How rising heat affects mentha crop
Saudaan Singh, Senior Scientist at CIMAP explained to Gaon Connection that almost every crop that humans consume has nutrients because the plant's primary metabolites which result in the production of carbohydrates, fats and proteins.
Apart from primary metabolites, the plants also have secondary metabolites. "... And the crops which are not edible but used for their essence or oil (like mentha) produce these oils due to the secondary metabolites, which is technically the plant's defence mechanism against being grazed by an animal," the scientist elaborated.
He went on to explain that under any stress factor like the heatwaves, the plant's metabolism perceives an external threat due to which it intensifies the production of secondary metabolites (which is mentha oil in the present case).

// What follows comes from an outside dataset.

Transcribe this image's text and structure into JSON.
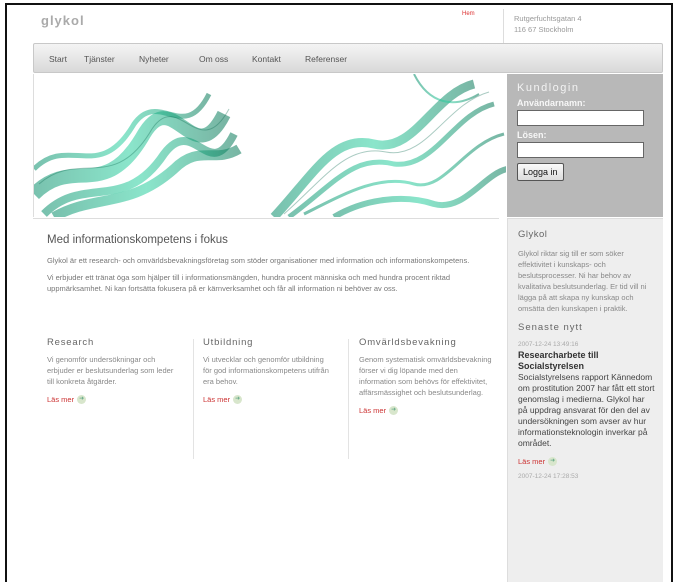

"However, what happens is that when the heatwaves hit, a significant part of the acreage gets completely dried up which results in zero oil content in them. So, the gain in oil content in some of the plants is nullified by the loss overall acreage," said Singh.
According to him, if the heatwave conditions are simulated in lab conditions, the oil content will increase. But out in the open, farmers are at a loss because heatwave conditions cannot be controlled and result in damage to the crops.
"Even if we factor in the gain in oil productivity due to secondary metabolites, the losses would still be around 25 to 30 per cent," the senior scientist said.
"I cultivated mentha on six acres of land and usually I get 20-30 tanks of mentha crop but this year I got only five tanks of the crop. Rest all got damaged or dried off," Rajendra Rajput, a farmer from Jagatpur village in Barabanki's Sooratganj block, told Gaon Connection.
With inputs from Pratyaksh Srivastava in Lucknow.